Three new studies published in the New England Journal of Medicine (NEJM) reveal contradictory results following the use of bone marrow-derived stem cells to treat heart attack patients. Two of reports found that injections of a patient's own bone marrow cells can improve heart function after a heart attack, while a third study showed no effect. An accompanying editorial by deputy NEJM editor Dr Robert Schwartz warns that these inconclusive results 'will probably not stop the exploitation of patients with promises that bone marrow (or cord blood) can cure almost any chronic disease'.
Heart attacks damage the heart muscle and associated blood vessels, which stop it working effectively. Previous research suggested that injections of stem cells derived from bone marrow can trigger the growth of new heart muscle, although scientists do not clearly understand how this happens. According to cardiologist Andreas Zeiher of the University of Frankfurt - and leader of two of the trials - the '$100 million question' is whether certain types of bone marrow cell are more effective at cardiac repair than others.
In one of the trials, Zeiher and his colleagues studied 204 volunteers who had suffered a heart attack within the previous week, and a further 75 who had been affected more than six years earlier. Half of the new patients were given an injection of their own bone marrow into the affected artery, while the others received a placebo injection. Four months after treatment, the heart-pumping capacity (measured as 'left ventricular ejection fraction') of the treated participants was 2.5 per cent better than the control group's. A year later, two of the treated patients had died, but none had suffered another heart attack, compared to six deaths and five further heart attacks in the control group.
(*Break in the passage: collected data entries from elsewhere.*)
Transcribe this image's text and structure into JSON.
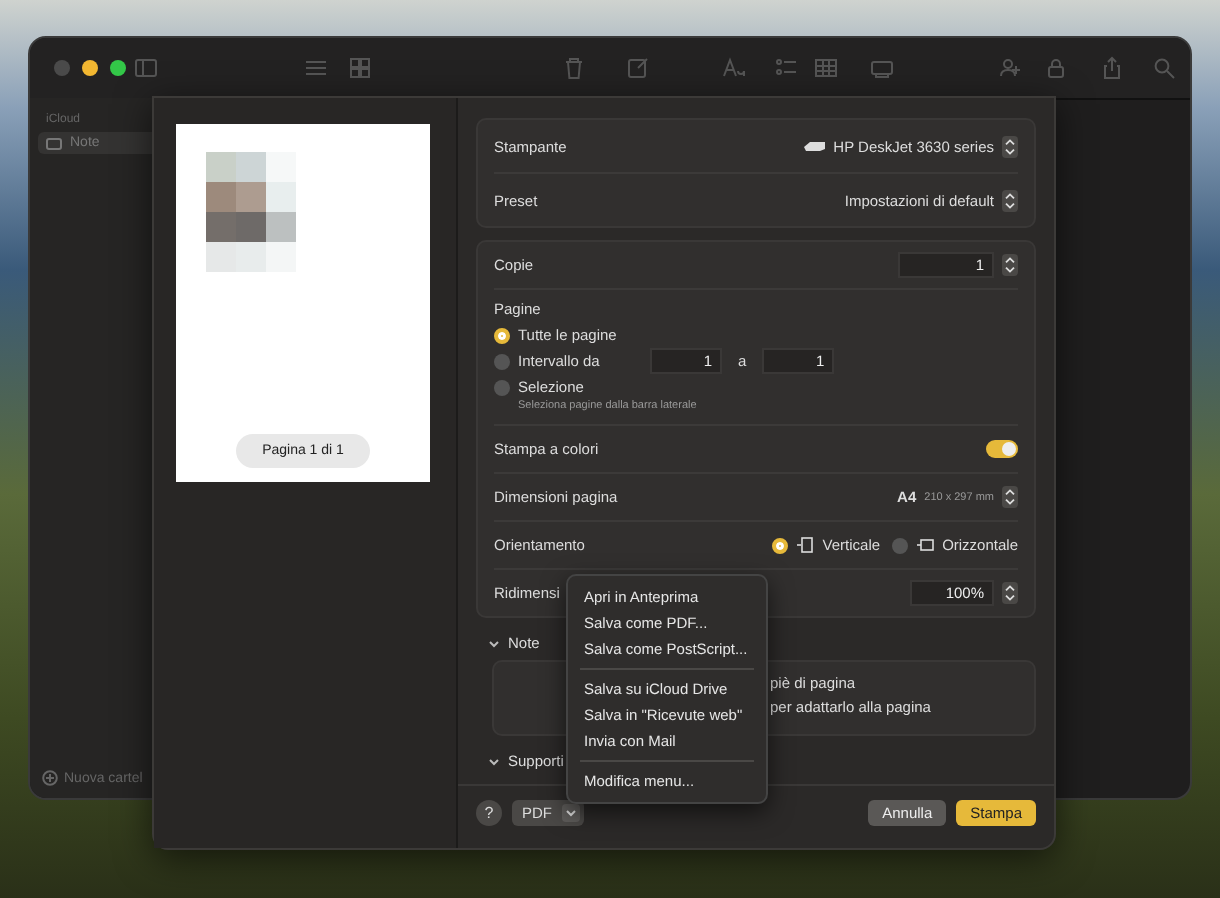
{
  "window": {
    "sidebar": {
      "section": "iCloud",
      "items": [
        {
          "label": "Note",
          "selected": true
        }
      ],
      "new_folder": "Nuova cartel"
    }
  },
  "print_dialog": {
    "preview": {
      "page_indicator": "Pagina 1 di 1"
    },
    "printer": {
      "label": "Stampante",
      "value": "HP DeskJet 3630 series"
    },
    "preset": {
      "label": "Preset",
      "value": "Impostazioni di default"
    },
    "copies": {
      "label": "Copie",
      "value": "1"
    },
    "pages": {
      "label": "Pagine",
      "options": [
        {
          "label": "Tutte le pagine",
          "selected": true
        },
        {
          "label": "Intervallo da",
          "selected": false,
          "from": "1",
          "to_label": "a",
          "to": "1"
        },
        {
          "label": "Selezione",
          "selected": false,
          "hint": "Seleziona pagine dalla barra laterale"
        }
      ]
    },
    "color_print": {
      "label": "Stampa a colori",
      "on": true
    },
    "paper_size": {
      "label": "Dimensioni pagina",
      "value": "A4",
      "detail": "210 x 297 mm"
    },
    "orientation": {
      "label": "Orientamento",
      "options": [
        {
          "label": "Verticale",
          "selected": true
        },
        {
          "label": "Orizzontale",
          "selected": false
        }
      ]
    },
    "scaling": {
      "label": "Ridimensi",
      "value": "100%"
    },
    "sections": [
      {
        "title": "Note",
        "expanded": true,
        "lines": [
          "piè di pagina",
          "per adattarlo alla pagina"
        ]
      },
      {
        "title": "Supporti",
        "expanded": true
      }
    ],
    "help": "?",
    "pdf_button": "PDF",
    "cancel": "Annulla",
    "print": "Stampa"
  },
  "pdf_menu": {
    "groups": [
      [
        "Apri in Anteprima",
        "Salva come PDF...",
        "Salva come PostScript..."
      ],
      [
        "Salva su iCloud Drive",
        "Salva in \"Ricevute web\"",
        "Invia con Mail"
      ],
      [
        "Modifica menu..."
      ]
    ]
  }
}
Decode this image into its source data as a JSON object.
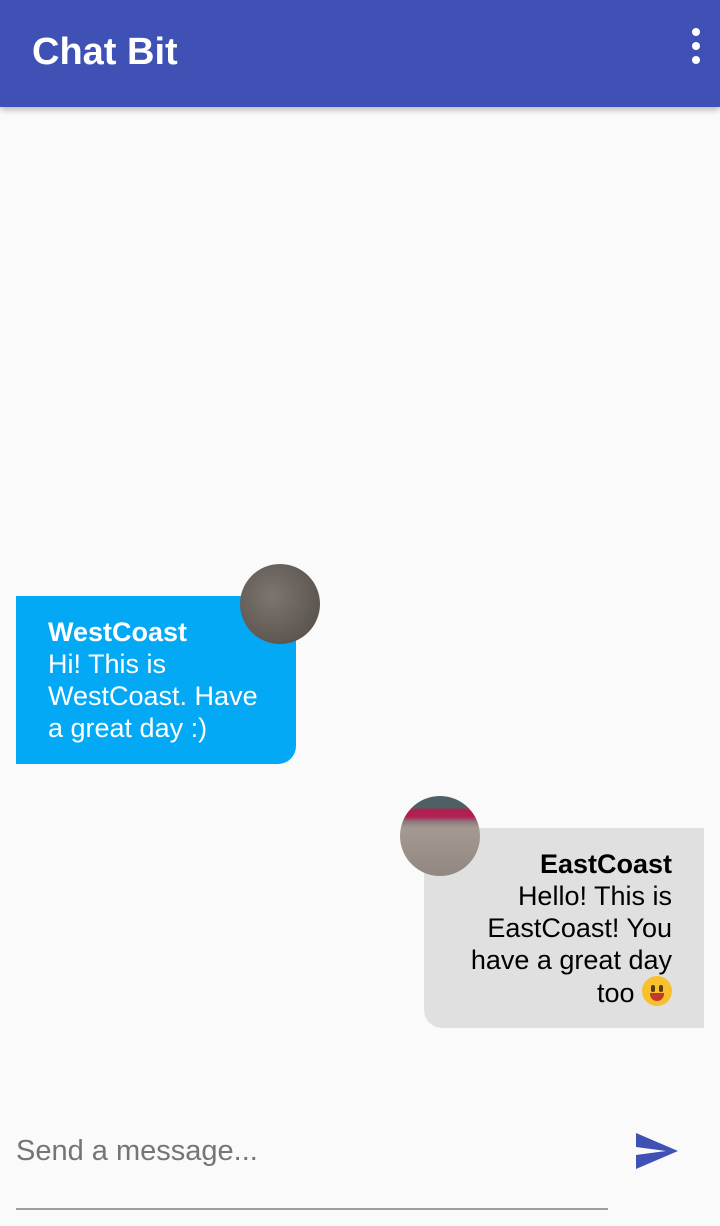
{
  "app_bar": {
    "title": "Chat Bit",
    "color": "#3f51b5",
    "menu_icon": "more-vert-icon"
  },
  "messages": [
    {
      "sender": "WestCoast",
      "text": "Hi! This is WestCoast. Have a great day :)",
      "side": "left",
      "bubble_color": "#03a9f4"
    },
    {
      "sender": "EastCoast",
      "text": "Hello! This is EastCoast! You have a great day too",
      "emoji": "smiling-face-emoji",
      "side": "right",
      "bubble_color": "#e0e0e0"
    }
  ],
  "composer": {
    "placeholder": "Send a message...",
    "value": "",
    "send_icon": "send-icon",
    "send_color": "#3f51b5"
  }
}
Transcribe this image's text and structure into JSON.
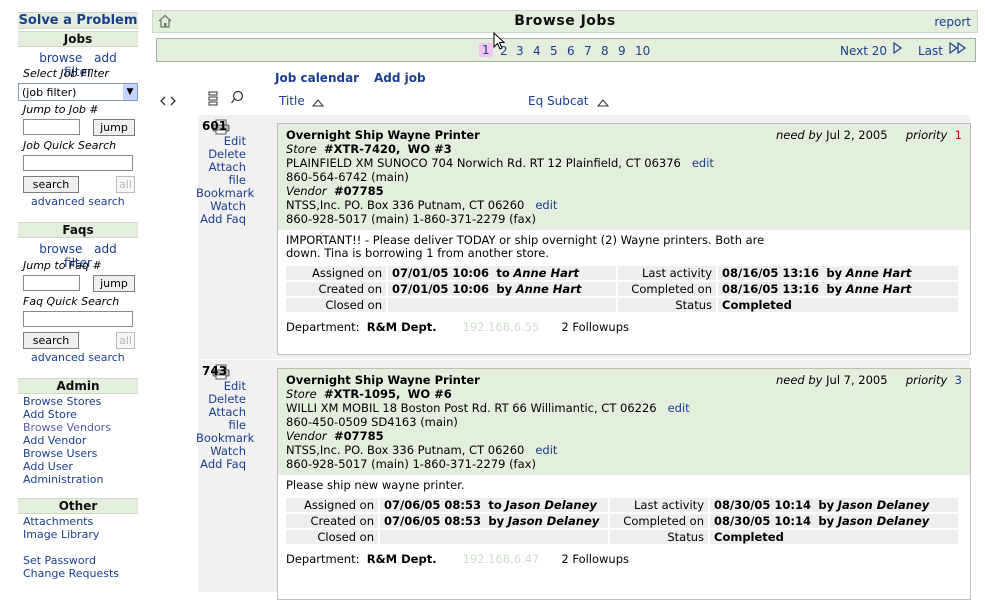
{
  "sidebar": {
    "solve_title": "Solve a Problem",
    "jobs": {
      "title": "Jobs",
      "browse": "browse",
      "add": "add",
      "filter": "filter",
      "select_label": "Select Job Filter",
      "select_value": "(job filter)",
      "jump_label": "Jump to Job #",
      "jump_btn": "jump",
      "quick_label": "Job Quick Search",
      "search_btn": "search",
      "all_btn": "all",
      "advanced": "advanced search"
    },
    "faqs": {
      "title": "Faqs",
      "browse": "browse",
      "add": "add",
      "filter": "filter",
      "jump_label": "Jump to Faq #",
      "jump_btn": "jump",
      "quick_label": "Faq Quick Search",
      "search_btn": "search",
      "all_btn": "all",
      "advanced": "advanced search"
    },
    "admin": {
      "title": "Admin",
      "items": [
        "Browse Stores",
        "Add Store",
        "Browse Vendors",
        "Add Vendor",
        "Browse Users",
        "Add User",
        "Administration"
      ]
    },
    "other": {
      "title": "Other",
      "items": [
        "Attachments",
        "Image Library"
      ],
      "items2": [
        "Set Password",
        "Change Requests"
      ]
    }
  },
  "header": {
    "title": "Browse Jobs",
    "report": "report"
  },
  "pager": {
    "pages": [
      "1",
      "2",
      "3",
      "4",
      "5",
      "6",
      "7",
      "8",
      "9",
      "10"
    ],
    "current": "1",
    "next": "Next 20",
    "last": "Last"
  },
  "toolbar": {
    "job_calendar": "Job calendar",
    "add_job": "Add job"
  },
  "columns": {
    "title": "Title",
    "eq_subcat": "Eq Subcat"
  },
  "jobs": [
    {
      "id": "601",
      "actions": [
        "Edit",
        "Delete",
        "Attach file",
        "Bookmark",
        "Watch",
        "Add Faq"
      ],
      "title": "Overnight Ship Wayne Printer",
      "need_by_label": "need by",
      "need_by": "Jul 2, 2005",
      "priority_label": "priority",
      "priority": "1",
      "store_label": "Store",
      "store_id": "#XTR-7420,",
      "wo": "WO #3",
      "store_addr": "PLAINFIELD XM SUNOCO  704 Norwich Rd. RT 12 Plainfield, CT  06376",
      "store_phone": "860-564-6742 (main)",
      "vendor_label": "Vendor",
      "vendor_id": "#07785",
      "vendor_addr": "NTSS,Inc.  PO. Box 336 Putnam, CT  06260",
      "vendor_phone": "860-928-5017 (main)   1-860-371-2279 (fax)",
      "edit": "edit",
      "description": "IMPORTANT!! - Please deliver TODAY or ship overnight (2) Wayne printers. Both are down. Tina is borrowing 1 from another store.",
      "assigned_label": "Assigned on",
      "assigned_on": "07/01/05 10:06",
      "assigned_prep": "to",
      "assigned_to": "Anne Hart",
      "created_label": "Created on",
      "created_on": "07/01/05 10:06",
      "created_prep": "by",
      "created_by": "Anne Hart",
      "closed_label": "Closed on",
      "closed_on": "",
      "last_label": "Last activity",
      "last_activity": "08/16/05 13:16",
      "last_prep": "by",
      "last_by": "Anne Hart",
      "completed_label": "Completed on",
      "completed_on": "08/16/05 13:16",
      "completed_prep": "by",
      "completed_by": "Anne Hart",
      "status_label": "Status",
      "status": "Completed",
      "dept_label": "Department:",
      "dept": "R&M Dept.",
      "ip": "192.168.6.55",
      "followups": "2 Followups",
      "priority_color": "#cc0000"
    },
    {
      "id": "743",
      "actions": [
        "Edit",
        "Delete",
        "Attach file",
        "Bookmark",
        "Watch",
        "Add Faq"
      ],
      "title": "Overnight Ship Wayne Printer",
      "need_by_label": "need by",
      "need_by": "Jul 7, 2005",
      "priority_label": "priority",
      "priority": "3",
      "store_label": "Store",
      "store_id": "#XTR-1095,",
      "wo": "WO #6",
      "store_addr": "WILLI XM MOBIL  18 Boston Post Rd. RT 66 Willimantic, CT  06226",
      "store_phone": "860-450-0509 SD4163 (main)",
      "vendor_label": "Vendor",
      "vendor_id": "#07785",
      "vendor_addr": "NTSS,Inc.  PO. Box 336 Putnam, CT  06260",
      "vendor_phone": "860-928-5017 (main)   1-860-371-2279 (fax)",
      "edit": "edit",
      "description": "Please ship new wayne printer.",
      "assigned_label": "Assigned on",
      "assigned_on": "07/06/05 08:53",
      "assigned_prep": "to",
      "assigned_to": "Jason Delaney",
      "created_label": "Created on",
      "created_on": "07/06/05 08:53",
      "created_prep": "by",
      "created_by": "Jason Delaney",
      "closed_label": "Closed on",
      "closed_on": "",
      "last_label": "Last activity",
      "last_activity": "08/30/05 10:14",
      "last_prep": "by",
      "last_by": "Jason Delaney",
      "completed_label": "Completed on",
      "completed_on": "08/30/05 10:14",
      "completed_prep": "by",
      "completed_by": "Jason Delaney",
      "status_label": "Status",
      "status": "Completed",
      "dept_label": "Department:",
      "dept": "R&M Dept.",
      "ip": "192.168.6.47",
      "followups": "2 Followups",
      "priority_color": "#1a3f8f"
    }
  ],
  "colors": {
    "accent_bg": "#e4eedd",
    "link": "#1a3f8f",
    "current_page": "#f4c6f1"
  }
}
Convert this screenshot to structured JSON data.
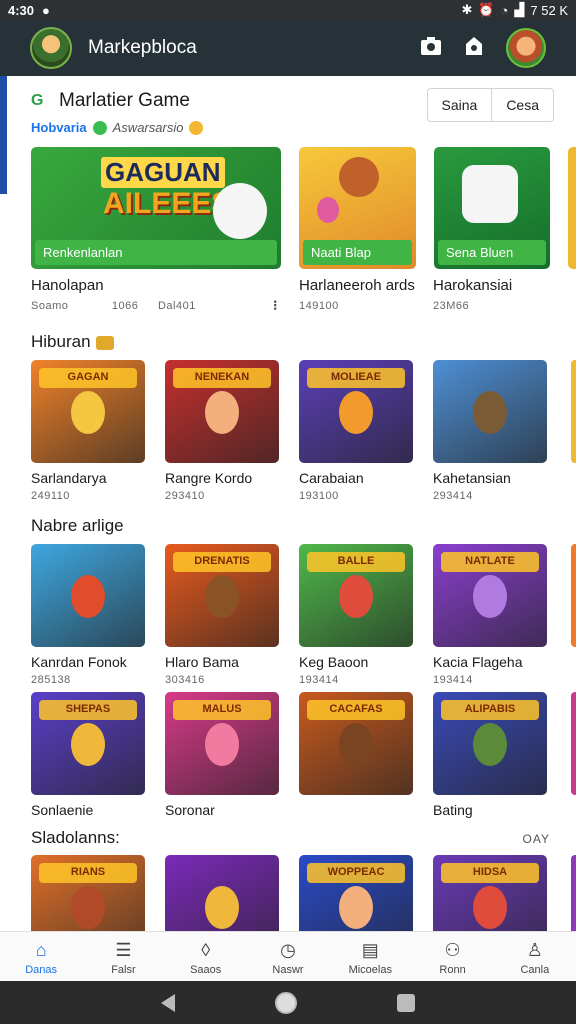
{
  "status": {
    "time": "4:30",
    "right_text": "7 52 K"
  },
  "app_bar": {
    "title": "Markepbloca",
    "icons": [
      "camera-icon",
      "shop-icon"
    ]
  },
  "featured": {
    "title": "Marlatier Game",
    "link": "Hobvaria",
    "meta": "Aswarsarsio",
    "buttons": [
      "Saina",
      "Cesa"
    ],
    "cards": [
      {
        "headline1": "GAGUAN",
        "headline2": "AILEEES",
        "label": "Renkenlanlan",
        "bg": "#2f9a3a"
      },
      {
        "label": "Naati Blap",
        "bg": "#f0b830"
      },
      {
        "label": "Sena Bluen",
        "bg": "#1f8a3a"
      }
    ],
    "items": [
      {
        "name": "Hanolapan",
        "meta1": "Soamo",
        "meta2": "1066",
        "meta3": "Dal401"
      },
      {
        "name": "Harlaneeroh ards",
        "meta1": "149100"
      },
      {
        "name": "Harokansiai",
        "meta1": "23M66"
      }
    ]
  },
  "sections": [
    {
      "title": "Hiburan",
      "rows": [
        [
          {
            "name": "Sarlandarya",
            "meta": "249110",
            "badge": "GAGAN",
            "bg": "#f0822a",
            "face": "#f5c640"
          },
          {
            "name": "Rangre Kordo",
            "meta": "293410",
            "badge": "NENEKAN",
            "bg": "#c6302e",
            "face": "#f3b07c"
          },
          {
            "name": "Carabaian",
            "meta": "193100",
            "badge": "MOLIEAE",
            "bg": "#5a3fb8",
            "face": "#f29a2c"
          },
          {
            "name": "Kahetansian",
            "meta": "293414",
            "badge": "",
            "bg": "#4e8fd4",
            "face": "#7b5a36"
          }
        ]
      ]
    },
    {
      "title": "Nabre arlige",
      "more": "",
      "rows": [
        [
          {
            "name": "Kanrdan Fonok",
            "meta": "285138",
            "badge": "",
            "bg": "#3fa7e0",
            "face": "#e04c2c"
          },
          {
            "name": "Hlaro Bama",
            "meta": "303416",
            "badge": "DRENATIS",
            "bg": "#e85a1e",
            "face": "#8a5326"
          },
          {
            "name": "Keg Baoon",
            "meta": "193414",
            "badge": "BALLE",
            "bg": "#4fb84a",
            "face": "#e04c3c"
          },
          {
            "name": "Kacia Flageha",
            "meta": "193414",
            "badge": "NATLATE",
            "bg": "#8a3fd0",
            "face": "#b07be0"
          }
        ],
        [
          {
            "name": "Sonlaenie",
            "meta": "",
            "badge": "SHEPAS",
            "bg": "#5a3fc8",
            "face": "#f0b83a"
          },
          {
            "name": "Soronar",
            "meta": "",
            "badge": "MALUS",
            "bg": "#d83a8a",
            "face": "#f07aa0"
          },
          {
            "name": "",
            "meta": "",
            "badge": "CACAFAS",
            "bg": "#c85a1e",
            "face": "#7a4420"
          },
          {
            "name": "Bating",
            "meta": "",
            "badge": "ALIPABIS",
            "bg": "#3a4ab8",
            "face": "#5a8a3a"
          }
        ]
      ]
    },
    {
      "title": "Sladolanns:",
      "more": "OAY",
      "rows": [
        [
          {
            "name": "",
            "meta": "",
            "badge": "RIANS",
            "bg": "#e0702a",
            "face": "#b04a28"
          },
          {
            "name": "",
            "meta": "",
            "badge": "",
            "bg": "#7a2ab8",
            "face": "#f0b83a"
          },
          {
            "name": "",
            "meta": "",
            "badge": "WOPPEAC",
            "bg": "#2a4ac8",
            "face": "#f3b07c"
          },
          {
            "name": "",
            "meta": "",
            "badge": "HIDSA",
            "bg": "#6a3ab8",
            "face": "#e04c3c"
          }
        ]
      ]
    }
  ],
  "bottom_nav": [
    {
      "label": "Danas",
      "icon": "home-icon"
    },
    {
      "label": "Falsr",
      "icon": "list-icon"
    },
    {
      "label": "Saaos",
      "icon": "drop-icon"
    },
    {
      "label": "Naswr",
      "icon": "clock-icon"
    },
    {
      "label": "Micoelas",
      "icon": "note-icon"
    },
    {
      "label": "Ronn",
      "icon": "people-icon"
    },
    {
      "label": "Canla",
      "icon": "person-icon"
    }
  ]
}
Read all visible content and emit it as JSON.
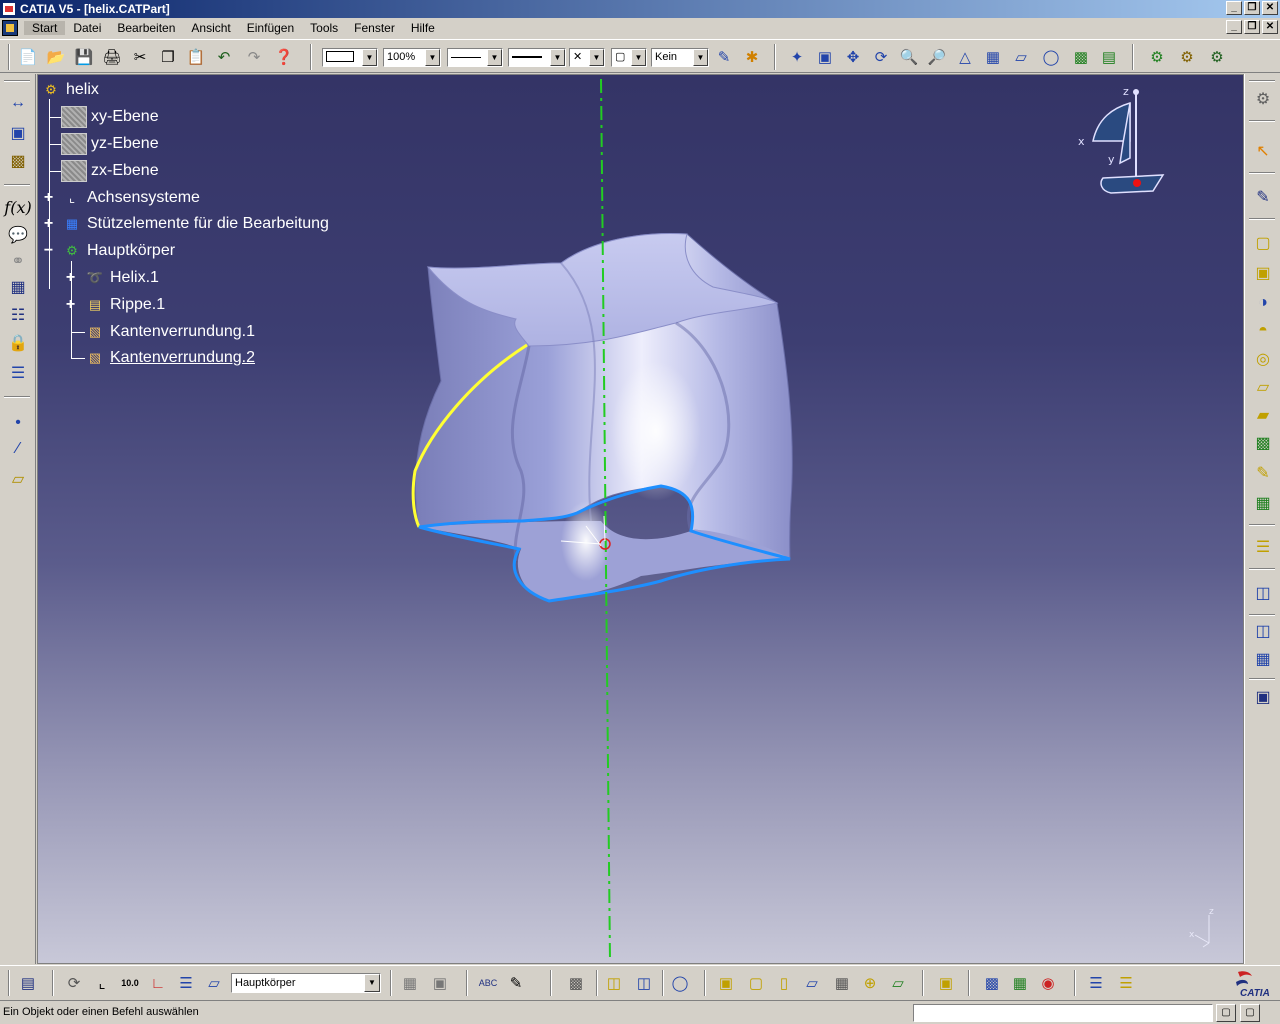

The study of patients who had suffered heart attacks more than six years previously showed that patients given an injection of bone marrow cells had an improved pumping efficiency of 4.1 per cent. Another group who received injections of blood cells, rather than bone marrow, showed no benefit. A third study, published by scientists based at the Rikshospitalet in Oslo, Norway, also showed no beneficial effect. However, the study was not designed to pick up differences in pumping efficiency of less than five per cent - the minimum improvement team leader Ketil Lunde felt was necessary to justify the invasive procedure.
Zeiher is now planning a trial of a further 1200 patients. Commenting on the recent studies, US cardiologist Joshua Hare told the journal Science: 'I don't think the data's strong enough to say we should start doing this to everybody', adding, 'but it clearly substantiates that we should move ahead'. In his editorial, Dr Schwartz praised the researchers for carrying out 'very difficult studies', but also cautioned that the studies provided no evidence that the injected cells actually became cardiac myocytes (heart muscle cells).